Long Brings Leadership, Star Power To WVU Defense
Due the nature of the beast – which in this case is the culture of the Big 12, the culture of the West Virginia head coach, Dana Holgorsen, and the culture that surrounds any legitimate Heisman Trophy candidate like quarterback Will Grier, David Long may be the most anonymous star player in the country.
See, in this culture mix, he plays defense for the Mountaineers.
Of course, he has something to do with his lack of national attention because he has missed the early-season games — usually against lesser opponents in which he could have put up gawdy numbers and drawn some national attention to himself — and partly because his personality is to let his play, not his vocabulary, speak for him.
But make no doubt that this undersized linebacker (5-foot-11, 221 pounds) out of Cincinnati is the kind of playmaker who could wind up a candidate for the best defender in the league given a full and healthy season.
“My first year playing I was backup for the first three games,” he explained. “Last year I missed the first four games (recovering from knee surgery).”
Even this spring, he was out due to shoulder surgery.
“I was real bored, but I knew I had to get this shoulder done just for the betterment of later down the road. I was glad it wasn’t in the summer so I had to miss games,” he said.
But make no doubt, this tackling machine who has made 139 tackles in just 23 games — 20 of them starts — is eager to get untracked quickly this year.

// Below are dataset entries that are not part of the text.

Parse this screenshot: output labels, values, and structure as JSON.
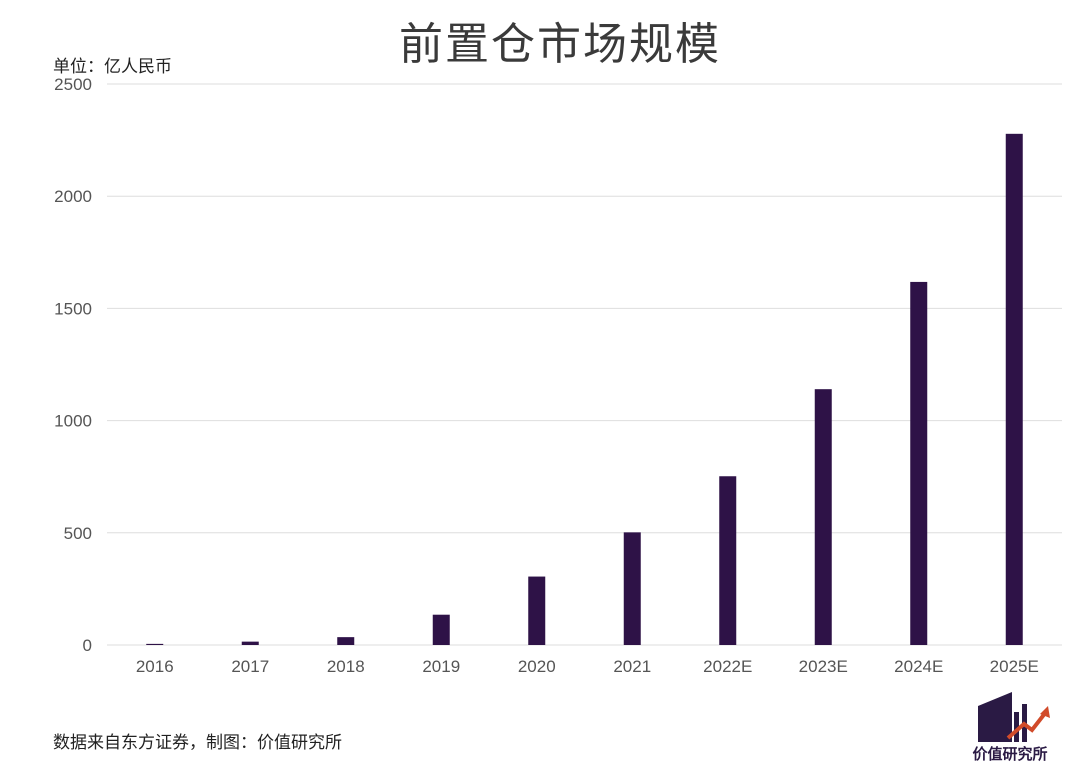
{
  "header": {
    "title": "前置仓市场规模",
    "unit": "单位：亿人民币"
  },
  "footer": {
    "source": "数据来自东方证券，制图：价值研究所"
  },
  "brand": {
    "name": "价值研究所",
    "logo_icon": "building-arrow-logo-icon"
  },
  "colors": {
    "bar": "#2e1247",
    "grid": "#dedede",
    "tick_text": "#555555",
    "logo_dark": "#2a1a44",
    "logo_accent": "#d14b2a"
  },
  "chart_data": {
    "type": "bar",
    "title": "前置仓市场规模",
    "xlabel": "",
    "ylabel": "单位：亿人民币",
    "categories": [
      "2016",
      "2017",
      "2018",
      "2019",
      "2020",
      "2021",
      "2022E",
      "2023E",
      "2024E",
      "2025E"
    ],
    "values": [
      5,
      15,
      35,
      135,
      305,
      502,
      752,
      1140,
      1618,
      2278
    ],
    "ylim": [
      0,
      2500
    ],
    "yticks": [
      0,
      500,
      1000,
      1500,
      2000,
      2500
    ],
    "grid": true,
    "legend": "none"
  }
}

“This year I’m just excited to go out there,” he admitted.
See, the down time has been torturous to David Long .
“I don’t really do anything but play football. That’s just my life right there,” he admitted.

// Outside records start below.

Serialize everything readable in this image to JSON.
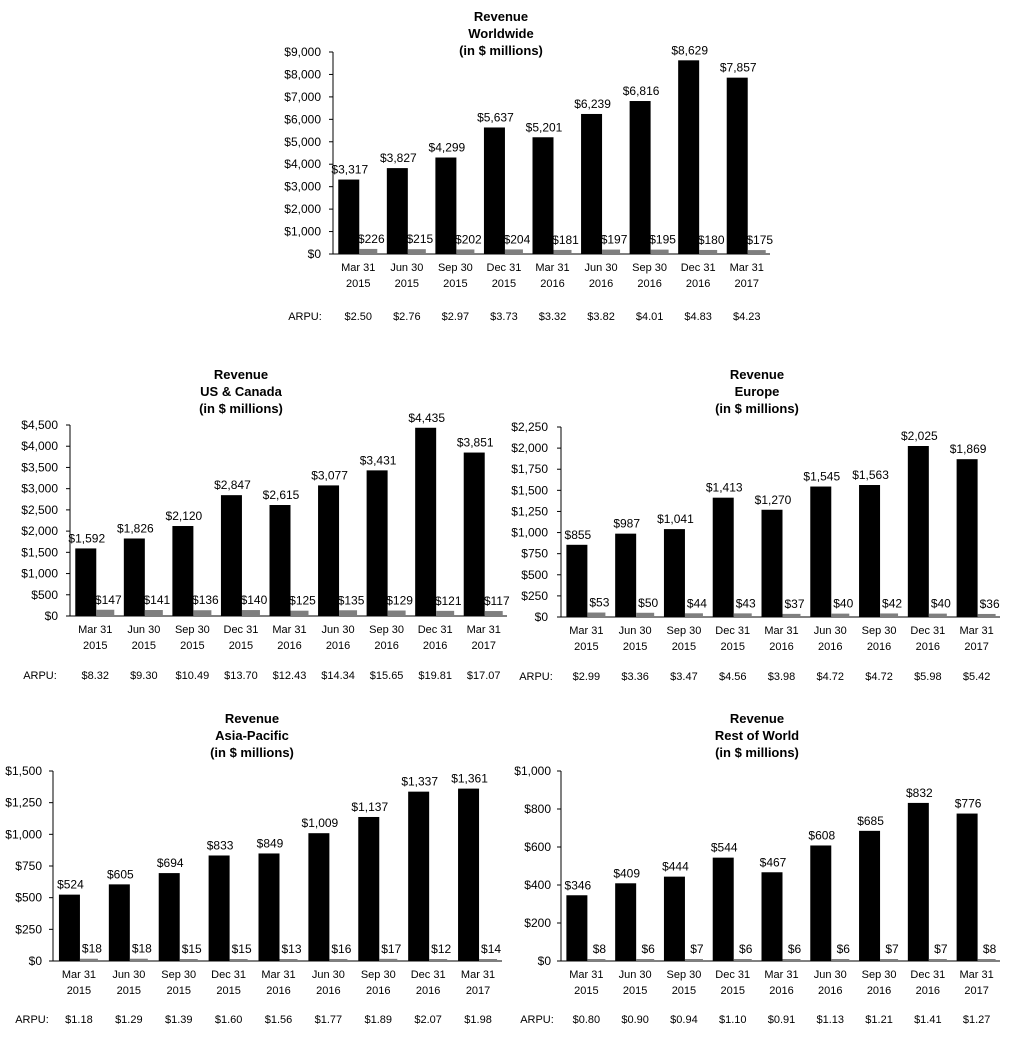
{
  "chart_data": [
    {
      "id": "worldwide",
      "type": "bar",
      "title": [
        "Revenue",
        "Worldwide",
        "(in $ millions)"
      ],
      "categories": [
        [
          "Mar 31",
          "2015"
        ],
        [
          "Jun 30",
          "2015"
        ],
        [
          "Sep 30",
          "2015"
        ],
        [
          "Dec 31",
          "2015"
        ],
        [
          "Mar 31",
          "2016"
        ],
        [
          "Jun 30",
          "2016"
        ],
        [
          "Sep 30",
          "2016"
        ],
        [
          "Dec 31",
          "2016"
        ],
        [
          "Mar 31",
          "2017"
        ]
      ],
      "series": [
        {
          "values": [
            3317,
            3827,
            4299,
            5637,
            5201,
            6239,
            6816,
            8629,
            7857
          ],
          "labels": [
            "$3,317",
            "$3,827",
            "$4,299",
            "$5,637",
            "$5,201",
            "$6,239",
            "$6,816",
            "$8,629",
            "$7,857"
          ],
          "color": "#000000"
        },
        {
          "values": [
            226,
            215,
            202,
            204,
            181,
            197,
            195,
            180,
            175
          ],
          "labels": [
            "$226",
            "$215",
            "$202",
            "$204",
            "$181",
            "$197",
            "$195",
            "$180",
            "$175"
          ],
          "color": "#7f7f7f"
        }
      ],
      "ylim": [
        0,
        9000
      ],
      "yticks": [
        "$0",
        "$1,000",
        "$2,000",
        "$3,000",
        "$4,000",
        "$5,000",
        "$6,000",
        "$7,000",
        "$8,000",
        "$9,000"
      ],
      "arpu_label": "ARPU:",
      "arpu": [
        "$2.50",
        "$2.76",
        "$2.97",
        "$3.73",
        "$3.32",
        "$3.82",
        "$4.01",
        "$4.83",
        "$4.23"
      ]
    },
    {
      "id": "us-canada",
      "type": "bar",
      "title": [
        "Revenue",
        "US & Canada",
        "(in $ millions)"
      ],
      "categories": [
        [
          "Mar 31",
          "2015"
        ],
        [
          "Jun 30",
          "2015"
        ],
        [
          "Sep 30",
          "2015"
        ],
        [
          "Dec 31",
          "2015"
        ],
        [
          "Mar 31",
          "2016"
        ],
        [
          "Jun 30",
          "2016"
        ],
        [
          "Sep 30",
          "2016"
        ],
        [
          "Dec 31",
          "2016"
        ],
        [
          "Mar 31",
          "2017"
        ]
      ],
      "series": [
        {
          "values": [
            1592,
            1826,
            2120,
            2847,
            2615,
            3077,
            3431,
            4435,
            3851
          ],
          "labels": [
            "$1,592",
            "$1,826",
            "$2,120",
            "$2,847",
            "$2,615",
            "$3,077",
            "$3,431",
            "$4,435",
            "$3,851"
          ],
          "color": "#000000"
        },
        {
          "values": [
            147,
            141,
            136,
            140,
            125,
            135,
            129,
            121,
            117
          ],
          "labels": [
            "$147",
            "$141",
            "$136",
            "$140",
            "$125",
            "$135",
            "$129",
            "$121",
            "$117"
          ],
          "color": "#7f7f7f"
        }
      ],
      "ylim": [
        0,
        4500
      ],
      "yticks": [
        "$0",
        "$500",
        "$1,000",
        "$1,500",
        "$2,000",
        "$2,500",
        "$3,000",
        "$3,500",
        "$4,000",
        "$4,500"
      ],
      "arpu_label": "ARPU:",
      "arpu": [
        "$8.32",
        "$9.30",
        "$10.49",
        "$13.70",
        "$12.43",
        "$14.34",
        "$15.65",
        "$19.81",
        "$17.07"
      ]
    },
    {
      "id": "europe",
      "type": "bar",
      "title": [
        "Revenue",
        "Europe",
        "(in $ millions)"
      ],
      "categories": [
        [
          "Mar 31",
          "2015"
        ],
        [
          "Jun 30",
          "2015"
        ],
        [
          "Sep 30",
          "2015"
        ],
        [
          "Dec 31",
          "2015"
        ],
        [
          "Mar 31",
          "2016"
        ],
        [
          "Jun 30",
          "2016"
        ],
        [
          "Sep 30",
          "2016"
        ],
        [
          "Dec 31",
          "2016"
        ],
        [
          "Mar 31",
          "2017"
        ]
      ],
      "series": [
        {
          "values": [
            855,
            987,
            1041,
            1413,
            1270,
            1545,
            1563,
            2025,
            1869
          ],
          "labels": [
            "$855",
            "$987",
            "$1,041",
            "$1,413",
            "$1,270",
            "$1,545",
            "$1,563",
            "$2,025",
            "$1,869"
          ],
          "color": "#000000"
        },
        {
          "values": [
            53,
            50,
            44,
            43,
            37,
            40,
            42,
            40,
            36
          ],
          "labels": [
            "$53",
            "$50",
            "$44",
            "$43",
            "$37",
            "$40",
            "$42",
            "$40",
            "$36"
          ],
          "color": "#7f7f7f"
        }
      ],
      "ylim": [
        0,
        2250
      ],
      "yticks": [
        "$0",
        "$250",
        "$500",
        "$750",
        "$1,000",
        "$1,250",
        "$1,500",
        "$1,750",
        "$2,000",
        "$2,250"
      ],
      "arpu_label": "ARPU:",
      "arpu": [
        "$2.99",
        "$3.36",
        "$3.47",
        "$4.56",
        "$3.98",
        "$4.72",
        "$4.72",
        "$5.98",
        "$5.42"
      ]
    },
    {
      "id": "asia-pacific",
      "type": "bar",
      "title": [
        "Revenue",
        "Asia-Pacific",
        "(in $ millions)"
      ],
      "categories": [
        [
          "Mar 31",
          "2015"
        ],
        [
          "Jun 30",
          "2015"
        ],
        [
          "Sep 30",
          "2015"
        ],
        [
          "Dec 31",
          "2015"
        ],
        [
          "Mar 31",
          "2016"
        ],
        [
          "Jun 30",
          "2016"
        ],
        [
          "Sep 30",
          "2016"
        ],
        [
          "Dec 31",
          "2016"
        ],
        [
          "Mar 31",
          "2017"
        ]
      ],
      "series": [
        {
          "values": [
            524,
            605,
            694,
            833,
            849,
            1009,
            1137,
            1337,
            1361
          ],
          "labels": [
            "$524",
            "$605",
            "$694",
            "$833",
            "$849",
            "$1,009",
            "$1,137",
            "$1,337",
            "$1,361"
          ],
          "color": "#000000"
        },
        {
          "values": [
            18,
            18,
            15,
            15,
            13,
            16,
            17,
            12,
            14
          ],
          "labels": [
            "$18",
            "$18",
            "$15",
            "$15",
            "$13",
            "$16",
            "$17",
            "$12",
            "$14"
          ],
          "color": "#7f7f7f"
        }
      ],
      "ylim": [
        0,
        1500
      ],
      "yticks": [
        "$0",
        "$250",
        "$500",
        "$750",
        "$1,000",
        "$1,250",
        "$1,500"
      ],
      "arpu_label": "ARPU:",
      "arpu": [
        "$1.18",
        "$1.29",
        "$1.39",
        "$1.60",
        "$1.56",
        "$1.77",
        "$1.89",
        "$2.07",
        "$1.98"
      ]
    },
    {
      "id": "rest-of-world",
      "type": "bar",
      "title": [
        "Revenue",
        "Rest of World",
        "(in $ millions)"
      ],
      "categories": [
        [
          "Mar 31",
          "2015"
        ],
        [
          "Jun 30",
          "2015"
        ],
        [
          "Sep 30",
          "2015"
        ],
        [
          "Dec 31",
          "2015"
        ],
        [
          "Mar 31",
          "2016"
        ],
        [
          "Jun 30",
          "2016"
        ],
        [
          "Sep 30",
          "2016"
        ],
        [
          "Dec 31",
          "2016"
        ],
        [
          "Mar 31",
          "2017"
        ]
      ],
      "series": [
        {
          "values": [
            346,
            409,
            444,
            544,
            467,
            608,
            685,
            832,
            776
          ],
          "labels": [
            "$346",
            "$409",
            "$444",
            "$544",
            "$467",
            "$608",
            "$685",
            "$832",
            "$776"
          ],
          "color": "#000000"
        },
        {
          "values": [
            8,
            6,
            7,
            6,
            6,
            6,
            7,
            7,
            8
          ],
          "labels": [
            "$8",
            "$6",
            "$7",
            "$6",
            "$6",
            "$6",
            "$7",
            "$7",
            "$8"
          ],
          "color": "#7f7f7f"
        }
      ],
      "ylim": [
        0,
        1000
      ],
      "yticks": [
        "$0",
        "$200",
        "$400",
        "$600",
        "$800",
        "$1,000"
      ],
      "arpu_label": "ARPU:",
      "arpu": [
        "$0.80",
        "$0.90",
        "$0.94",
        "$1.10",
        "$0.91",
        "$1.13",
        "$1.21",
        "$1.41",
        "$1.27"
      ]
    }
  ]
}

Last year was especially trying, for there were high expectations on the year and he couldn’t go through the first four games.
“I was rooting the guys for sure. I love my teammates, but once I was able to go out there I put my heart into it. I was just so eager to play,” he said.

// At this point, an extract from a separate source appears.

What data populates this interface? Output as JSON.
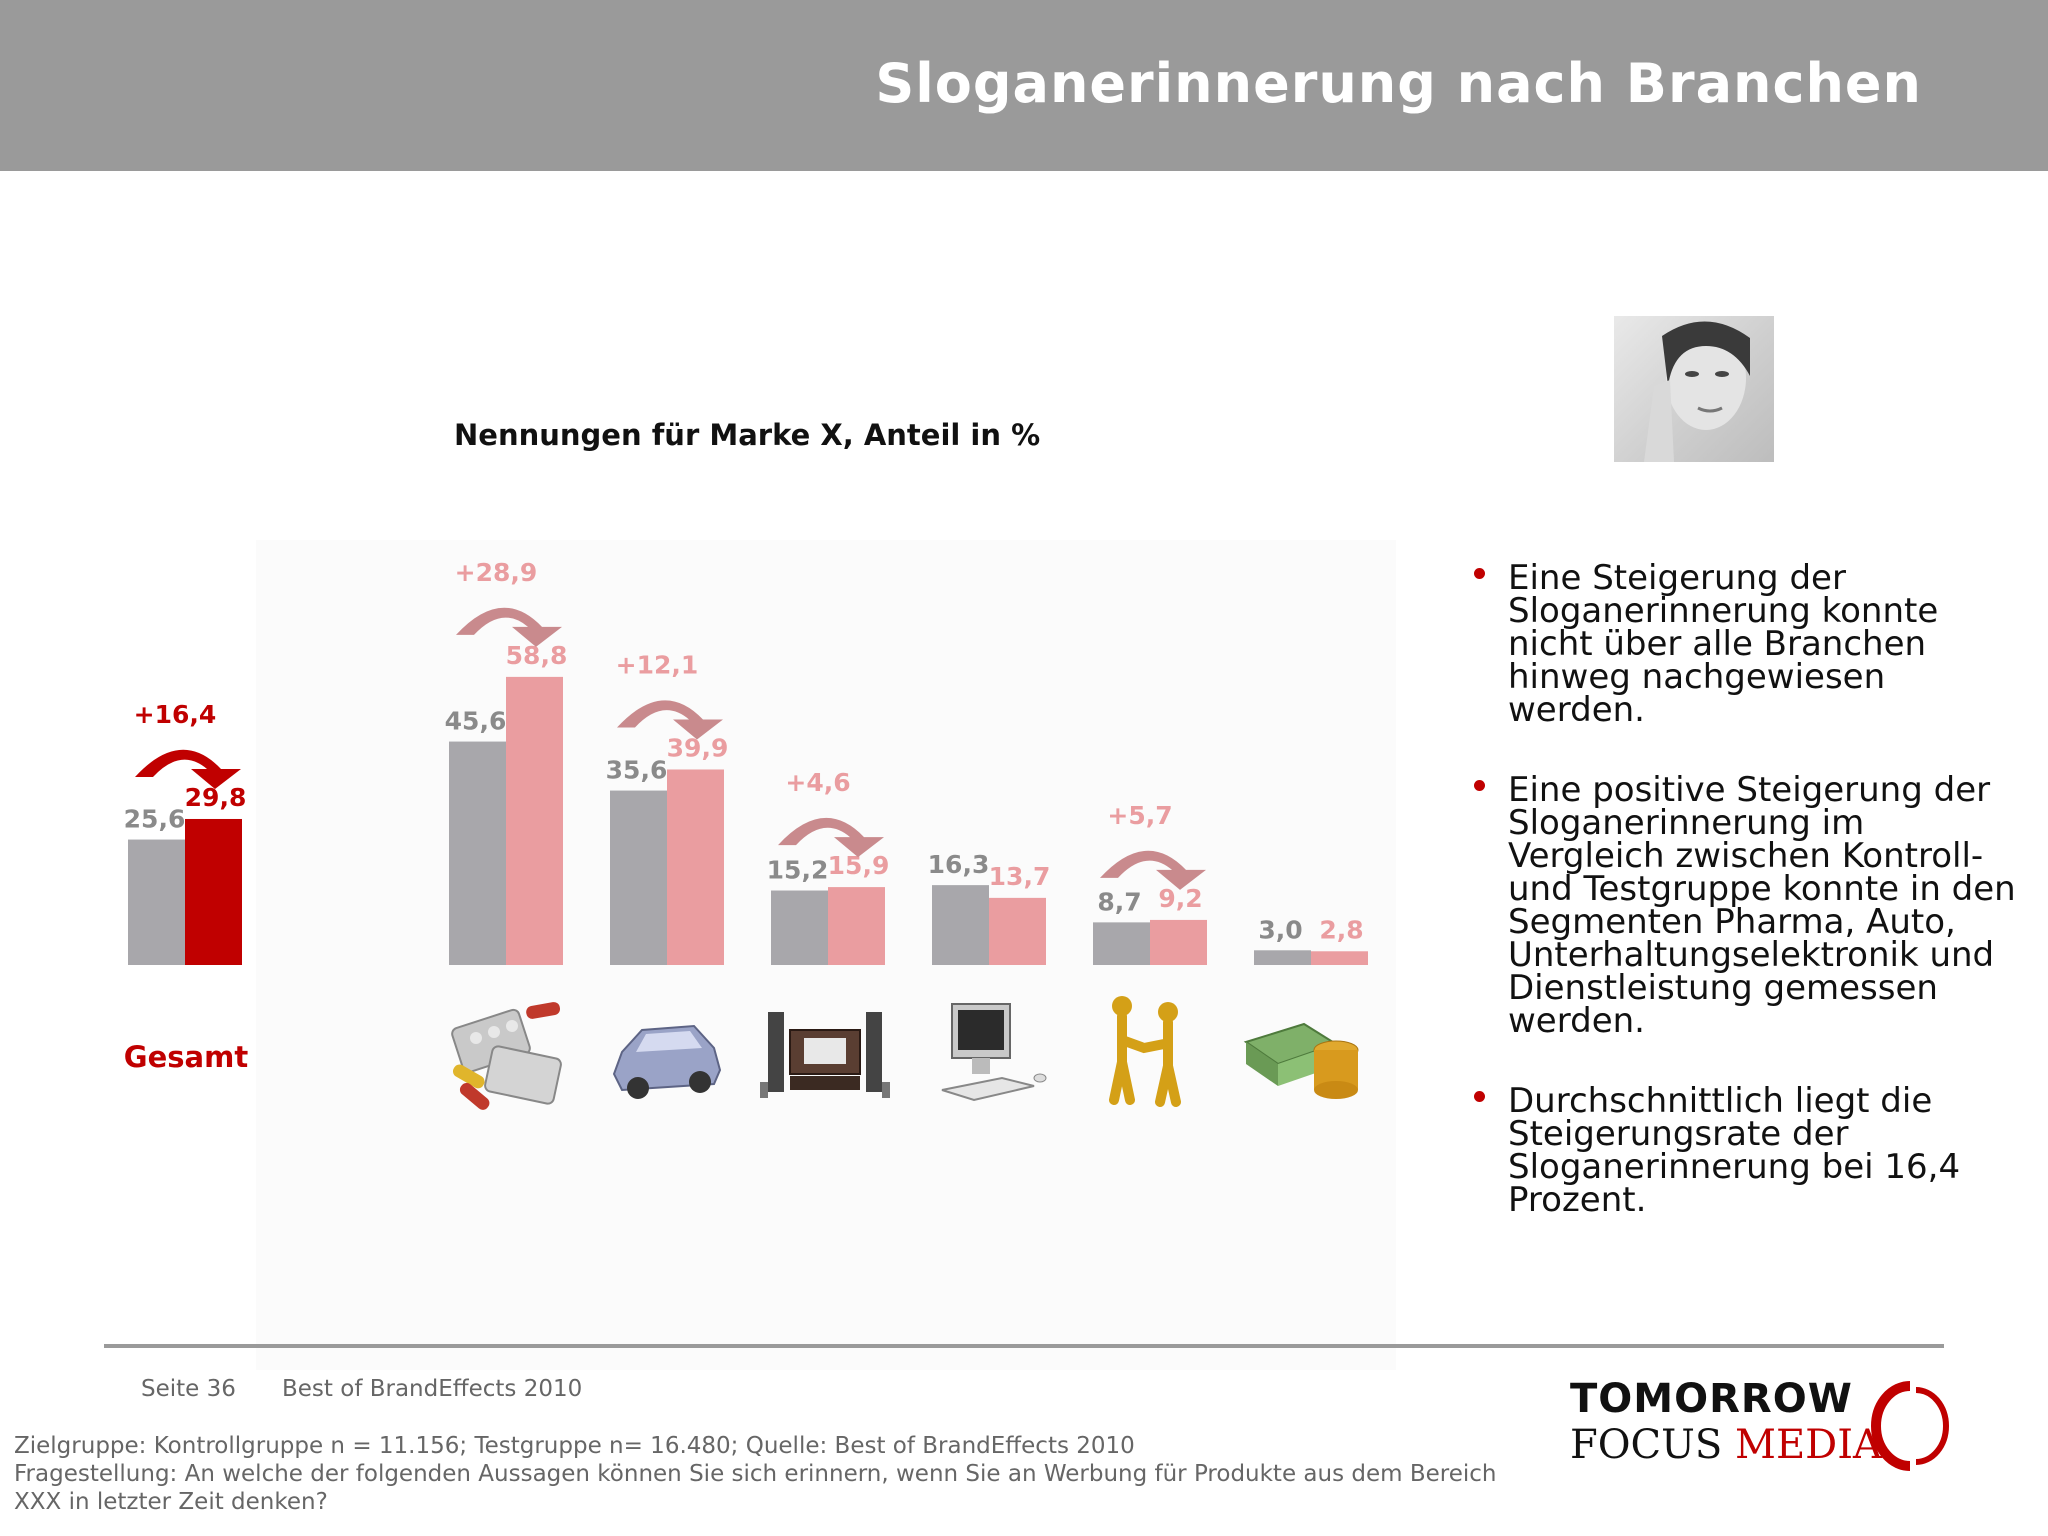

And when he was out there he was everywhere. Despite missing those four games — a third of the season — he was fourth in the Big 12 in tackles for a loss and ninth overall in tackles made, impressive enough to make him a preseason All-Big 12 selection.
He understands why he blossomed so last season.
“There was so little time for me to showcase what I had in those nine games that I went at it. I do feel missing those first four games was the best medicine for me because I was so eager,” he said.
While he did his thing last season, the injury to Grier that cost him the final three games left WVU with a disappointing 7-6 record that eats at Long.
“I’m a sore loser. I hate losing,” he admitted. “I was trying to figure out what was going wrong. I mean, we had players, but different players had different mind sets.”
And that, he vows, will not be acceptable this season.
“This year I’m going to make sure everyone is on the right page, a team player and not a selfish player because that will help us in the long run,” he said.
This is an area where Long has really grown. Like so many who come into college, he was a do-as-I-do rather do-as-I-say kind of player.
This season, though, he is blossoming in a leadership role.
“I’ve gotten better now that I’m in the role of leadership. I used to be aggressive, angry but you can’t coach everyone the same. Some people, aggressive coaching works, some, it doesn’t. I’m trying to learn how to get everyone on the same page, because I don’t want to lose,” he said.
“I like to show through my actions. I’m not a big hurrah guy. I want to show you, but I will talk if needed.”
So it is that this summer has been devoted toward molding a team.
“We’re getting there. Everyone is going to get there. We are going to take it week by week, but we’re definitely better than how we started,” Long said.
And that’s crucial because there are high expectations for this team, being picked to finish second behind Oklahoma in the preseason poll and with many believing this is the year Oklahoma can be had.
The Sooners have lost a Heisman Trophy quarterback in Baker Mayfield while WVU may have one in Grier, and that has everyone thinking that the first Big 12 championship for the Mountaineers could be on the horizon.
“I don’t think that should change anything,” Long said. “Of course, it will affect us because there’s more eyes on us, but we are going to stay focused. Me, personally, I like pressure. We will find out what type of team we have. I know we have the right pieces, but it takes everyone to get on board.”